Magdeburg l Moawia Al-Hamid ist Naturwissenschaftler - promoviert und an der hiesigen Universität tätig - und dennoch ein gläubiger Mensch. Mit ihm treibt rund 400 Muslime in Magdeburg der Ärger über den mangelnden Platz zur Ausübung ihres Glaubens um.

"Wir haben in den vergangenen sieben Jahren bei der Stadt mehrere Anträge auf von uns vorgeschlagene Objekte gestellt. Alle wurden abgelehnt", gab Al-Hamid erst unlängst in der Volksstimme zu Protokoll und wiederholte seine Klage jetzt fast wortgleich vor der versammelten Ratsmannschaft und der Verwaltungsspitze im Rathaus. Al-Hamid berichtete über zahlreiche fehlgeschlagene Hoffnungen.

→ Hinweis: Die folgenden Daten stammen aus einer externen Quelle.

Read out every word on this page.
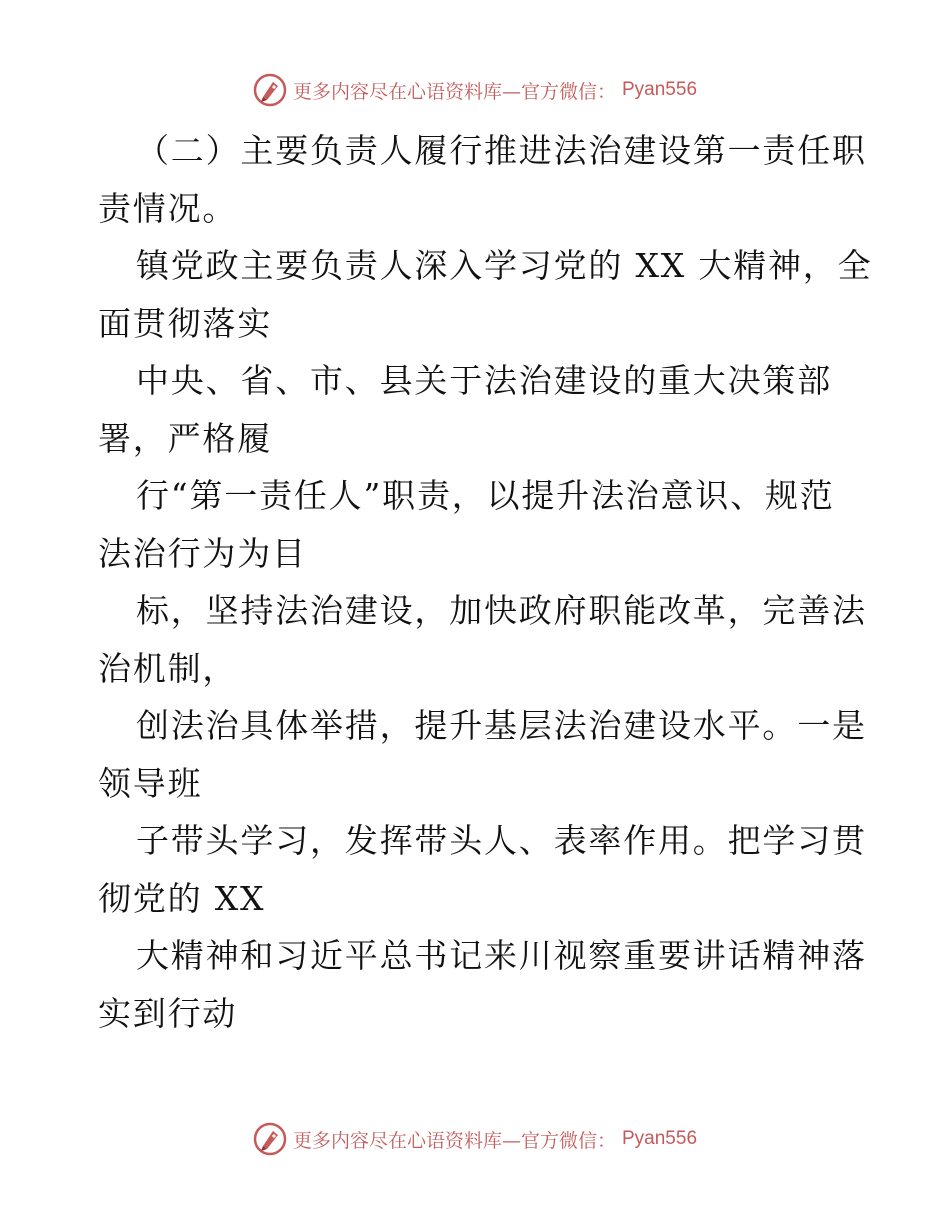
更多内容尽在心语资料库—官方微信： Pyan556
（二）主要负责人履行推进法治建设第一责任职
责情况。
镇党政主要负责人深入学习党的 XX 大精神，全
面贯彻落实
中央、省、市、县关于法治建设的重大决策部
署，严格履
行“第一责任人”职责，以提升法治意识、规范
法治行为为目
标，坚持法治建设，加快政府职能改革，完善法
治机制，
创法治具体举措，提升基层法治建设水平。一是
领导班
子带头学习，发挥带头人、表率作用。把学习贯
彻党的 XX
大精神和习近平总书记来川视察重要讲话精神落
实到行动
更多内容尽在心语资料库—官方微信： Pyan556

Alle Verhandlungen scheiterten - teils am Rückzug privater Grundstückseigner vom Verkauf, teils an der Ablehnung städtischer Behörden für die Umsetzung des Moschee-Baus auf kommunalem Grund. Al-Hamid betonte, dass es der islamischen Gemeinde nicht darum ginge, dass die Stadt ihr etwa die neue Moschee finanzieren solle, lediglich erwarte man Hilfe und Entgegenkommen bei der Suche nach einem geeigneten Platz.

Seit 2001 dient eine marode Baracke an der Weitlingstraße den Magdeburger Muslimen als eine Art Hilfsmoschee. Sie ist häufig restlos überfüllt.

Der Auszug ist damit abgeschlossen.